Che dire di un’opera sulla quale
sono state scritte enciclopedie? Allora la prendo alla larga, esaminando
qualche aspetto, come dire… etno-geografico-storico. Intanto, dove è ambientata l’opera? Qui dobbiamo subito
rilevare una grande incongruenza del libretto, che consiste nell’ubicare nelle
Gallie - quindi nel mondo celtico-druidico-francese - l’Irminsul, che è invece simbolo religioso e divinità tipicamente
sassone-germanica.
Questa operazione però non è farina
del sacco di Felice Romani, che già
dieci anni prima di Norma aveva scritto per Pacini La sacerdotessa d’Irminsul, coerentemente ambientata ad est del
Reno. Per il libretto di Norma, Romani si rifece alla tragedia – nuova di zecca
al tempo - di Alexandre Soumet, da
cui copiò anche questa (ma per fortuna soltanto questa!) incongruenza. Ma
Soumet era stato a sua volta convinto a compiere questa forzatura da François-René
de Chateaubriand,
che nei suoi Les Martyrs aveva deliberatamente importato l’Irminsul nel
mondo druidico, in base alla superficiale considerazione che anche i Galli
adoravano divinità arboree.
Per la cronaca, la foresta dove si
trovava l’Irminsul è posizionabile nella parte nord-orientale di quello che
oggi è il Land tedesco Nordrhein-Westfalen, all’interno di un
triangolo che ha come vertici Dortmund, Kassel e Hannover. Sulla sua
localizzazione precisa ci sono almeno due teorie. Secondo la prima, basata su
un fatto storico (la presa di Eresburg
nel 772 da parte di CarloMagno, che
vi fece distruggere i simboli delle religioni pagane) l’Irminsul si trovava
nelle vicinanze dell’odierna Obermarsberg, e precisamente sul vicino Priesterberg (monte dei sacerdoti). La
seconda supposizione (che fu avallata dalla propaganda nazista, e qui avanzare qualche sospetto è lecito…) ubica invece il
luogo sacro una sessantina di Km a nord, nei pressi dell’odierna Detmold, dove sono ancor oggi visibili
le Externsteinen,
gigantesche formazioni di pietra che recano delle incisioni e bassorilievi in
cui si riconoscerebbe anche l’Irminsul umiliato da CarloMagno.
Irminsul era
probabilmente una grande
quercia venerata come una
divinità, analogamente al frassino Yggdrasil
delle saghe nordiche di cui si occuperà – nel suo Ring - tale Richard Wagner.

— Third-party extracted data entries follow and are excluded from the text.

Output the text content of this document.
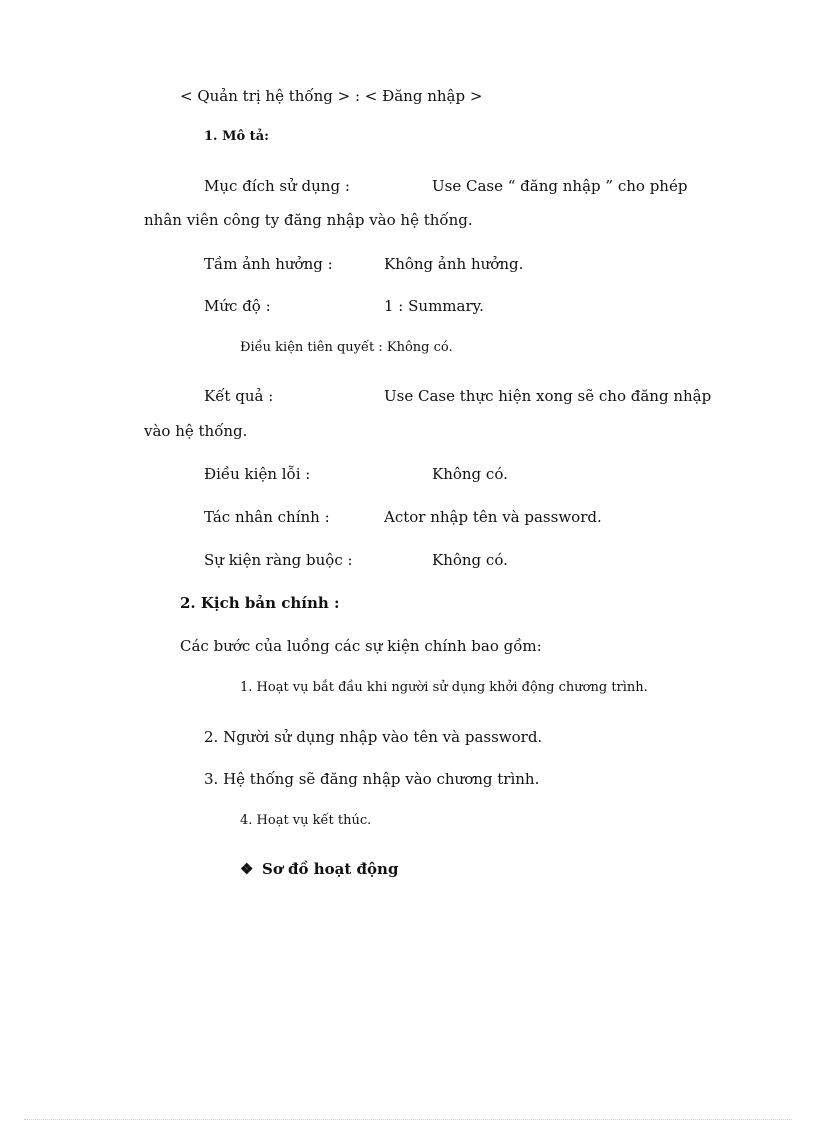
< Quản trị hệ thống > : < Đăng nhập >
1. Mô tả:
Mục đích sử dụng :	Use Case “ đăng nhập ” cho phép
nhân viên công ty đăng nhập vào hệ thống.
Tầm ảnh hưởng :	Không ảnh hưởng.
Mức độ :	1 : Summary.
Điều kiện tiên quyết : Không có.
Kết quả :	Use Case thực hiện xong sẽ cho đăng nhập
vào hệ thống.
Điều kiện lỗi :	Không có.
Tác nhân chính :	Actor nhập tên và password.
Sự kiện ràng buộc :	Không có.
2. Kịch bản chính :
Các bước của luồng các sự kiện chính bao gồm:
1. Hoạt vụ bắt đầu khi người sử dụng khởi động chương trình.
2. Người sử dụng nhập vào tên và password.
3. Hệ thống sẽ đăng nhập vào chương trình.
4. Hoạt vụ kết thúc.
❖ Sơ đồ hoạt động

Il quale, guarda caso, fu un grandissimo ammiratore di Bellini e di Norma in
particolare, arrivando al punto di scrivere una sua aria (alternativa a quella di Oroveso prima del finale) per una
rappresentazione (poi sfumata) a Parigi nel
1839! E come non riconoscere in Tannhäuser
e soprattutto in Lohengrin chiari
spunti presi proprio da Norma… per non parlare del Liebestod, il cui modello fu quel crescendo sempre e incalzando che accompagna Io più non chiedo, io son
felice che Norma canta
avviandosi al rogo.
Un’altra curiosità, più o
meno rilevante rispetto ai problemi di ambientazione dell’opera, riguarda il periodo storico in cui collocare la
vicenda. Il libretto di Romani, per fortuna, non ci lascia molti dubbi –
supponendo che il suo Pollione sia proprio il proconsole Gaio Asinio Pollione – nel collocare la vicenda ai tempi di Giulio
Cesare, quindi ben prima di Cristo (Pollione fu nominato proconsole nel 39 a.C.
e morì nel 4 d.C.)
Invece qui era stato
Soumet a fare una gran confusione, fornendoci un’indicazione della massima rilevanza,
nel definire Clotilde come una
nutrice cristiana, e nel metterle in
bocca, nei dialoghi con Norma e il di lei figlio Agenor, giudizi negativi sulle
religioni pagane e l’invito ad abbracciare il cristianesimo. Il che
comporterebbe di spostare in avanti le lancette dell’orologio come minimo di parecchie
decine d’anni, se non di un paio di secoli addirittura, a Pollione ampiamente
defunto!
Probabilmente Romani si
accorse dell’incongruenza ed evitò accuratamente di adeguarcisi, anche per non
introdurre nell’opera un ulteriore, pesantuccio - e, nella fattispecie,
fuorviante - aspetto quale il problema del conflitto
fra religioni. Nulla di ciò quindi nel libretto, dove Clotilde non solo è semplicemente
definita come confidente di Norma, ma
nelle sue fugaci esternazioni mostra di essere fedele osservante del culto pagano.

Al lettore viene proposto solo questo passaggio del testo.